Abstract
Although Anthony F C Wallace opened up the inquiry as early as the 1950s, disasters and their effects on culture and society have been largely disregarded by anthropologists. Most of us have approached the communities and concerns we research as if the fabric of the chosen site had never been rent by some calamity and doesn’t bear the patchwork that results from such events. In truth, many of the places where we have worked have been visited by devastating happenings, either from what Aristotle considered the four elements: wind, water, fire and trembling earth, or from the misconstructions or malfeasance of fellow humans. Many locations experience such events chronically, or if not chronically, since the occurrences are nonetheless embedded in their location or politics, intermittently and predictably.

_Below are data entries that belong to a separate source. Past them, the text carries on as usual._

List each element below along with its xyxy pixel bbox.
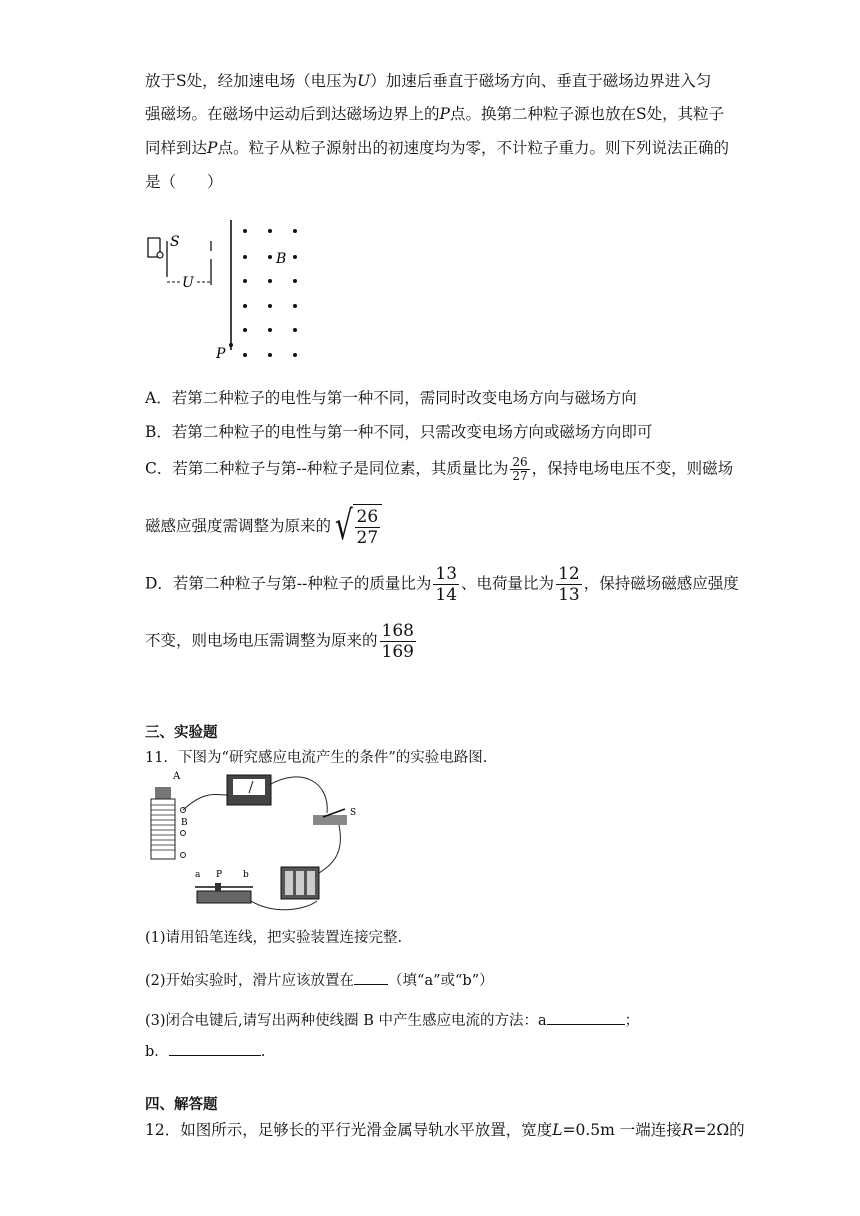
label-U: U bbox=[182, 275, 194, 291]
coil-A bbox=[155, 787, 171, 799]
q11-circuit-figure bbox=[145, 765, 395, 915]
fraction-26-27: $\frac{26}{27}$ bbox=[512, 455, 528, 483]
q10-option-c: C．若第二种粒子与第--种粒子是同位素，其质量比为 $\frac{26}{27}$ ，保持电场电压不变，则磁场 bbox=[145, 455, 734, 483]
answer-blank-3[interactable] bbox=[169, 1041, 261, 1056]
svg-text:S: S bbox=[350, 808, 357, 818]
q10-line-4: 是（ ） bbox=[145, 173, 223, 191]
q10-option-a: A．若第二种粒子的电性与第一种不同，需同时改变电场方向与磁场方向 bbox=[145, 389, 637, 407]
answer-blank-1[interactable] bbox=[354, 970, 388, 985]
svg-text:b: b bbox=[243, 870, 249, 880]
q11-sub-2: (2)开始实验时，滑片应该放置在 （填“a”或“b”） bbox=[145, 970, 494, 991]
switch-S bbox=[313, 815, 347, 825]
q10-line-3: 同样到达P点。粒子从粒子源射出的初速度均为零，不计粒子重力。则下列说法正确的 bbox=[145, 139, 729, 157]
svg-text:a: a bbox=[195, 870, 201, 880]
q10-option-c-cont: 磁感应强度需调整为原来的 √ $\frac{26}{27}$ bbox=[145, 504, 382, 548]
sqrt-expression: √ $\frac{26}{27}$ bbox=[331, 504, 382, 548]
q10-option-d: D．若第二种粒子与第--种粒子的质量比为 $\frac{13}{14}$ 、电荷量比为 $\frac{12}{13}$ ，保持磁场磁感应强度 bbox=[145, 564, 739, 605]
source-point-S bbox=[157, 252, 163, 258]
q11-sub-1: (1)请用铅笔连线，把实验装置连接完整. bbox=[145, 930, 403, 946]
svg-text:A: A bbox=[173, 771, 181, 782]
section-3-heading: 三、实验题 bbox=[145, 725, 218, 741]
magnetic-field-dots bbox=[243, 229, 297, 357]
point-P bbox=[229, 343, 233, 347]
q10-line-1: 放于S处，经加速电场（电压为U）加速后垂直于磁场方向、垂直于磁场边界进入匀 bbox=[145, 72, 712, 90]
q10-line-2: 强磁场。在磁场中运动后到达磁场边界上的P点。换第二种粒子源也放在S处，其粒子 bbox=[145, 105, 725, 123]
q10-magnetic-field-figure bbox=[140, 215, 320, 370]
q11-sub-3b: b． . bbox=[145, 1041, 265, 1062]
q11-stem: 11．下图为“研究感应电流产生的条件”的实验电路图. bbox=[145, 750, 488, 766]
label-B: B bbox=[276, 251, 287, 267]
q11-sub-3: (3)闭合电键后,请写出两种使线圈 B 中产生感应电流的方法：a ； bbox=[145, 1010, 639, 1031]
svg-text:B: B bbox=[181, 818, 188, 828]
q10-option-d-cont: 不变，则电场电压需调整为原来的 $\frac{168}{169}$ bbox=[145, 621, 414, 662]
svg-text:P: P bbox=[216, 870, 223, 880]
section-4-heading: 四、解答题 bbox=[145, 1097, 218, 1113]
label-S: S bbox=[170, 234, 180, 250]
label-P: P bbox=[216, 346, 226, 362]
q12-stem: 12．如图所示，足够长的平行光滑金属导轨水平放置，宽度L=0.5m 一端连接R=2Ω的 bbox=[145, 1121, 745, 1139]
rheostat bbox=[197, 891, 251, 903]
q10-option-b: B．若第二种粒子的电性与第一种不同，只需改变电场方向或磁场方向即可 bbox=[145, 423, 653, 441]
answer-blank-2[interactable] bbox=[547, 1010, 625, 1025]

It has taken several calamities in the last number of years within our own cultural and social abode to awaken more heightened anthropological interest. Two in just the last weeks, hurricanes Katrina and Rita, have once again alerted our attention. These dual storms have all but erased the thriving perimeter of one of our major cultural zones and wiped out a city with a unique sub-culture that was cherished. Due to them, it has become blatantly clear how catastrophes modify the living patterns of the people dwelling in the impact zones, and indeed diffuse, whether largely or ever so slightly, into the entire cultural consciousness of a population. Perhaps it is time for us to take the consequences of catastrophes more into account in our endeavors.